Cette seconde condition de forme revêt une importance pratique considérable. Sans indication précise de l’emplacement envisagé, l’assemblée générale ne pourrait apprécier les incidences du projet sur les parties communes ni vérifier sa conformité aux règles d’urbanisme ou de sécurité applicables.

Le non-respect de ce double formalisme entraîne des conséquences juridiques précises sur la responsabilité du syndic.

II. La neutralisation de la faute du syndic par le défaut de formalisme

L’absence de faute du syndic en cas de notification irrégulière (A) s’accompagne de l’impossibilité pour le copropriétaire d’obtenir réparation de son préjudice (B).

A. L’absence de faute du syndic face à une demande informelle

La cour qualifie juridiquement la demande du copropriétaire en relevant que « ce souhait ne saurait être considéré comme une demande en l’absence des exigences de clarté et de précisions requises ». Cette qualification emporte des conséquences directes sur l’appréciation de la responsabilité du mandataire.

En effet, l’obligation d’inscription à l’ordre du jour prévue par l’article 10 du décret suppose que la notification qui en est le fait générateur soit elle-même régulière. À défaut, le syndic ne peut être tenu pour fautif de n’avoir pas déféré à une demande qui ne répond pas aux conditions légales. La cour en déduit que « c’est à bon droit que le syndic n’a pas inscrit à l’ordre du jour de l’assemblée générale la question » du copropriétaire.

La juridiction écarte également l’argument tiré du silence prolongé du syndic. Elle observe que « le silence du syndic, en l’absence de précision apportée par ce dernier et en l’absence de preuve que ses courriels/courrier avaient bien été reçus, ne saurait s’analyser comme une carence fautive ». Le copropriétaire supporte ainsi la charge de la preuve tant du contenu de ses demandes que de leur réception effective.

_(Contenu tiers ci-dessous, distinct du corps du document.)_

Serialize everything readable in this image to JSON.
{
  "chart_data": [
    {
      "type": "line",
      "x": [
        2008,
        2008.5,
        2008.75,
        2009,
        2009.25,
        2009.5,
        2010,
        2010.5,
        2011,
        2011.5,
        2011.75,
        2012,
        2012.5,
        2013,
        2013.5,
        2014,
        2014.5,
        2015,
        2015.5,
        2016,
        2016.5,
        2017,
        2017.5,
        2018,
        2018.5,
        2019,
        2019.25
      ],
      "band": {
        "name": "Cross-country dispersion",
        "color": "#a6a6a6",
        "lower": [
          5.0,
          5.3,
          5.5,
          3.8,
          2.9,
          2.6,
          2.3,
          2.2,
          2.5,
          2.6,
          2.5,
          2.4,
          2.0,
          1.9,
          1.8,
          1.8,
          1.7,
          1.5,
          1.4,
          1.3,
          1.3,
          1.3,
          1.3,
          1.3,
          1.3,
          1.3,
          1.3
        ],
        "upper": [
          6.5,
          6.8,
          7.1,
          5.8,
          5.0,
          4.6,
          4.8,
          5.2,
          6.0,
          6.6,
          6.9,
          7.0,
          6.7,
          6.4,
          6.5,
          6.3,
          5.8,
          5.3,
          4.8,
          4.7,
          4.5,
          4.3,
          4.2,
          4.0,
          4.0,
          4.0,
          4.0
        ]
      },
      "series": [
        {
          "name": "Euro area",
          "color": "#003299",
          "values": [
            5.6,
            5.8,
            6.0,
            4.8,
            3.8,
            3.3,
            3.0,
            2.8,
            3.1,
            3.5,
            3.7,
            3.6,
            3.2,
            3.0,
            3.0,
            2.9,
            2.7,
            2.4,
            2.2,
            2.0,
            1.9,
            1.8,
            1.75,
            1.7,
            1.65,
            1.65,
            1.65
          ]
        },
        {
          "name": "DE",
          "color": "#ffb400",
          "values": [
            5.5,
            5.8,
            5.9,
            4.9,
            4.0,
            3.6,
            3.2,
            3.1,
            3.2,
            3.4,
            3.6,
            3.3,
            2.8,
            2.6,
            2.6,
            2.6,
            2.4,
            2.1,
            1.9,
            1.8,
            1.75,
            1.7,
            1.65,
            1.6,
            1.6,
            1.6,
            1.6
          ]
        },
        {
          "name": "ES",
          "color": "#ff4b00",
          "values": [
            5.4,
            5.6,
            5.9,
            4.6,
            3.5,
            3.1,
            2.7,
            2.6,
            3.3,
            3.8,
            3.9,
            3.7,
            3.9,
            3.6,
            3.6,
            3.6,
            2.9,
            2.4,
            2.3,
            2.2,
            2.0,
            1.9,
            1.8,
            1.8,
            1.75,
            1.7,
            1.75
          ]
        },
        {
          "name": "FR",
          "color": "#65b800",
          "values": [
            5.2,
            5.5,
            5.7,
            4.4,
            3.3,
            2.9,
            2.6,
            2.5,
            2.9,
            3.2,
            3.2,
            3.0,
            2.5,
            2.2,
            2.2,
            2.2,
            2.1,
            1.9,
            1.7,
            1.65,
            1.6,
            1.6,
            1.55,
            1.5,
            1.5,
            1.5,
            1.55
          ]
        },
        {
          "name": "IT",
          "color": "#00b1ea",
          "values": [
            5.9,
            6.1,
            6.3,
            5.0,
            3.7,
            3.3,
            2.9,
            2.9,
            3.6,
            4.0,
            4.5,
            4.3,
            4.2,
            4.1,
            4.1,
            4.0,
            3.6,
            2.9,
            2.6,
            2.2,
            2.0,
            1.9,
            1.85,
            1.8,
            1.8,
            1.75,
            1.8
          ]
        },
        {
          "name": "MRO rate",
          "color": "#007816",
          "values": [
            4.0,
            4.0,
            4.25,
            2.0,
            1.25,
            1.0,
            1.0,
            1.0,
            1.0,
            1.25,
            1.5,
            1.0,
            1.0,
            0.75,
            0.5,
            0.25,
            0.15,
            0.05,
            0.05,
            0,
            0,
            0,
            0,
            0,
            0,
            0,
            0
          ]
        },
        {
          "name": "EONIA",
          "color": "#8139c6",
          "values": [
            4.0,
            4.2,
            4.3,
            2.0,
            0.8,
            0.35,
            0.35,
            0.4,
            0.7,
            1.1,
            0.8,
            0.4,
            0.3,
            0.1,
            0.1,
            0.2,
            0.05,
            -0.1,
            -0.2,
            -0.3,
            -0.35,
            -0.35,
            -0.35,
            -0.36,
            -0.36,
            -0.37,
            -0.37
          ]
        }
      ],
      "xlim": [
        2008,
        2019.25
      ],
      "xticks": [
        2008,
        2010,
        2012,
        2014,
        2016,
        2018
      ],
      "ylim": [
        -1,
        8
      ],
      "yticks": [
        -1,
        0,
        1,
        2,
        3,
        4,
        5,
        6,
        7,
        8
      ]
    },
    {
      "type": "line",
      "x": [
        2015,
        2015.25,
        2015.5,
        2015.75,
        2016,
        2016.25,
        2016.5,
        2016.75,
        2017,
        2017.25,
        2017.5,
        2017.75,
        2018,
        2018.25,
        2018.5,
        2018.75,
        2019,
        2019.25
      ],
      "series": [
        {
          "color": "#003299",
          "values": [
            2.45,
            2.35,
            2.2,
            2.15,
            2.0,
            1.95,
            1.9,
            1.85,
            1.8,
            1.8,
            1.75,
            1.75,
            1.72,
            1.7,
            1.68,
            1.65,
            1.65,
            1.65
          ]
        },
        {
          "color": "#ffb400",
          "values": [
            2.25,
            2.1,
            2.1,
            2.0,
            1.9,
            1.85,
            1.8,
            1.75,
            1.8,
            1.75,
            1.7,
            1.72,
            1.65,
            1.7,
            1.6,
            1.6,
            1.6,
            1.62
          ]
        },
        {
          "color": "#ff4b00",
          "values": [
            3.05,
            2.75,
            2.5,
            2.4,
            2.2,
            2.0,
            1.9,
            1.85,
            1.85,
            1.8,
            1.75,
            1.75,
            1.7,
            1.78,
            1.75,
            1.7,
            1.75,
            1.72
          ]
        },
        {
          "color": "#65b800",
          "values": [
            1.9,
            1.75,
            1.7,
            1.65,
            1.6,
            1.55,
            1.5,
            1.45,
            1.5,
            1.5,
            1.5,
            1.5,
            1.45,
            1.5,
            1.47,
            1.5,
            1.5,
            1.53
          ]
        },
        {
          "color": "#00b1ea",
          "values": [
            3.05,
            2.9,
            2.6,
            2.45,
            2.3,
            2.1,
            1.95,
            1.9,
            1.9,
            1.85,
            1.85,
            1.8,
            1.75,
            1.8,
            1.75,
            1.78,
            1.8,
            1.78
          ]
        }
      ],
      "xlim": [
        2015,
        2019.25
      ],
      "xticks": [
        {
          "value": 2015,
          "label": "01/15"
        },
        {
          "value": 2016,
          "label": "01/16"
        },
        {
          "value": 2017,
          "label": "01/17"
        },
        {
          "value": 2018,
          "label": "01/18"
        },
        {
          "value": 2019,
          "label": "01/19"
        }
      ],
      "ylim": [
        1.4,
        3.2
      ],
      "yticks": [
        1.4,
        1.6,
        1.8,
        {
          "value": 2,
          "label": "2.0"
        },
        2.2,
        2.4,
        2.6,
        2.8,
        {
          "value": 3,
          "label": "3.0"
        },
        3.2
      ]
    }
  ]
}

B. L’exclusion de toute réparation en l’absence de faute caractérisée

Le copropriétaire sollicitait la réparation d’un préjudice de jouissance évalué à 10 800 euros, correspondant aux loyers prétendument perdus pendant la période d’attente de l’autorisation. Il invoquait également une résistance abusive du syndic justifiant l’allocation de 3 000 euros de dommages et intérêts.

La cour rejette ces prétentions en relevant qu’il convient de « débouter Monsieur [H] de cette demande en l’absence de preuve d’une faute commise par l’EURL SABL’IMMO ». Le raisonnement est identique pour la demande fondée sur la résistance abusive. La mise hors de cause de l’assureur de responsabilité civile professionnelle en découle logiquement.

Cette solution illustre le caractère impératif du formalisme prévu par le décret du 17 mars 1967. Le copropriétaire qui néglige de se conformer aux exigences textuelles ne peut ensuite reprocher au syndic de n’avoir pas satisfait à une obligation dont les conditions de déclenchement n’étaient pas réunies. La rigueur procédurale imposée par les textes protège ainsi le syndic contre les demandes imprécises ou mal documentées. Elle invite corrélativement les copropriétaires à formaliser leurs demandes avec le soin nécessaire pour en garantir l’efficacité.

Source : Cour de cassation – Base Open Data « Judilibre » & « Légifrance ».